Let $I=(\Bbb Z, +, \leq), J=(\Bbb Z^2,+, \leq_{\Bbb Z^2})$ be two interpretations of $L$, where:
$$(a,b)+(c,d)=(a+c,b+d)\\ (a,b)\leq (c,d) \iff a<c \text{ or } (a =c \wedge b\leq d) $$ Decide whether $I\simeq J$.
Attempt
If $f:\Bbb Z \to \Bbb Z^2$ is an isomorphism is must have the property: $f(n)=nf(1)\forall n$.
Proof:
If $n=0$: $$f(0)=f(0+0)=f(0)+f(0) \rightarrow f(0)=2f(0)\rightarrow f(0)=0=0\cdot f(1)$$.

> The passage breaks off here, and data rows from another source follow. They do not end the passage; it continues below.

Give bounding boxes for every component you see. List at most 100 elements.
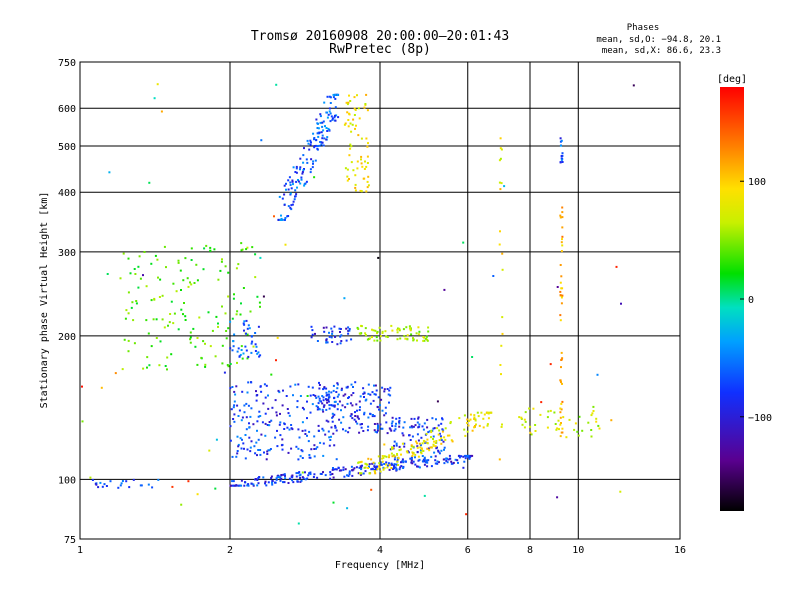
data-point — [440, 439, 443, 441]
data-point — [284, 477, 287, 480]
data-point — [369, 413, 372, 416]
data-point — [196, 363, 199, 366]
data-point — [243, 484, 246, 487]
data-point — [347, 329, 350, 332]
data-point — [349, 402, 352, 405]
data-point — [313, 444, 316, 447]
data-point — [275, 414, 278, 417]
data-point — [137, 286, 140, 289]
data-point — [595, 417, 598, 420]
data-point — [294, 171, 297, 173]
data-point — [278, 195, 281, 198]
data-point — [301, 172, 304, 175]
data-point — [259, 256, 262, 259]
data-point — [309, 143, 312, 146]
data-point — [238, 409, 241, 412]
data-point — [303, 408, 305, 411]
data-point — [299, 455, 302, 458]
data-point — [332, 389, 335, 392]
data-point — [225, 337, 228, 340]
data-point — [391, 416, 394, 419]
data-point — [244, 434, 247, 436]
data-point — [388, 456, 390, 459]
data-point — [392, 468, 394, 470]
data-point — [334, 106, 337, 109]
data-point — [498, 159, 501, 162]
data-point — [440, 449, 443, 452]
data-point — [437, 449, 440, 452]
data-point — [297, 383, 300, 386]
data-point — [367, 392, 370, 395]
data-point — [284, 474, 286, 477]
data-point — [412, 452, 414, 455]
data-point — [376, 339, 379, 342]
data-point — [357, 417, 360, 420]
data-point — [207, 311, 210, 314]
data-point — [307, 474, 310, 477]
data-point — [304, 182, 307, 185]
data-point — [131, 301, 134, 304]
data-point — [248, 327, 251, 330]
data-point — [524, 411, 527, 414]
data-point — [377, 424, 379, 427]
data-point — [332, 93, 335, 96]
data-point — [382, 468, 385, 471]
data-point — [182, 279, 185, 282]
data-point — [150, 262, 153, 265]
data-point — [368, 465, 370, 468]
data-point — [156, 258, 159, 261]
data-point — [250, 381, 253, 384]
data-point — [301, 171, 304, 173]
data-point — [427, 326, 430, 329]
data-point — [398, 329, 401, 332]
data-point — [157, 276, 159, 279]
data-point — [337, 393, 340, 396]
data-point — [350, 394, 353, 397]
data-point — [316, 408, 319, 411]
data-point — [356, 416, 359, 419]
data-point — [240, 345, 243, 348]
data-point — [559, 264, 562, 266]
data-point — [311, 386, 314, 389]
data-point — [346, 402, 349, 405]
data-point — [319, 121, 322, 124]
data-point — [254, 332, 257, 334]
data-point — [449, 421, 452, 423]
data-point — [271, 483, 274, 486]
data-point — [133, 342, 136, 345]
data-point — [301, 429, 304, 432]
data-point — [409, 426, 412, 429]
data-point — [356, 422, 359, 425]
data-point — [109, 480, 112, 483]
data-point — [336, 395, 339, 398]
data-point — [180, 289, 182, 291]
data-point — [573, 428, 576, 431]
data-point — [332, 467, 334, 469]
data-point — [238, 355, 241, 358]
data-point — [294, 189, 297, 192]
data-point — [248, 436, 251, 439]
data-point — [152, 318, 155, 321]
data-point — [233, 413, 236, 416]
data-point — [184, 257, 187, 260]
data-point — [242, 322, 245, 325]
data-point — [451, 440, 454, 443]
data-point — [434, 445, 437, 448]
data-point — [204, 342, 206, 345]
data-point — [368, 472, 371, 475]
data-point — [341, 404, 344, 407]
data-point — [265, 484, 268, 487]
data-point — [274, 399, 277, 402]
data-point — [243, 320, 246, 323]
data-point — [408, 325, 411, 328]
x-tick-label: 1 — [77, 545, 83, 556]
data-point — [417, 417, 420, 420]
data-point — [379, 423, 382, 426]
data-point — [418, 466, 421, 469]
data-point — [337, 116, 340, 119]
data-point — [279, 421, 282, 424]
data-point — [291, 180, 294, 183]
data-point — [426, 335, 428, 338]
data-point — [383, 388, 386, 391]
y-tick-label: 300 — [58, 248, 76, 259]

$$f(n+1)=f(n)+f(1)=nf(1)+f(1)=(n+1)f(1)$$
The proving $f(-a)=-f(a)$ gives the property for all integers.
Then I said that as $f$ is bijective, $(1,0)$ must have a preimage, so there's some $k: f(k)=(1,0)$ but $f(k)=kf(1)=(ka,kb)=(1,0)\implies kb=0$ and I also have that $k\neq 0$ as $f(0)=\vec 0$. So $b= 0$ . I then did the same with the point $(0,1)$ and concluded $f(1)=(0,0)$, which is absurd because $f$ was bijective. Therefore $I\not \simeq J$.

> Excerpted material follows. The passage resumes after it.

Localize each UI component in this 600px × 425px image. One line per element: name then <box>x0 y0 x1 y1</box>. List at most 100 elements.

Is this proof ok? I keep wondering if it is because I never used relation $\leq$ for anything.
From your comment, $\simeq$ in your question denotes isomorphism. This means that you have been given too much information:
The two group structures are not isomorphic because $\Bbb{Z}^2$ is not a cyclic group while $\Bbb{Z}$ is.
The two order structures are not isomorphic because with the lexicographic ordering there are elements $x, y \in \Bbb{Z}^2$ such that there are infinitely many $z \in \Bbb{Z}^2$ with $x < z < y$, but for $x, y \in \Bbb{Z}$ this cannot happen.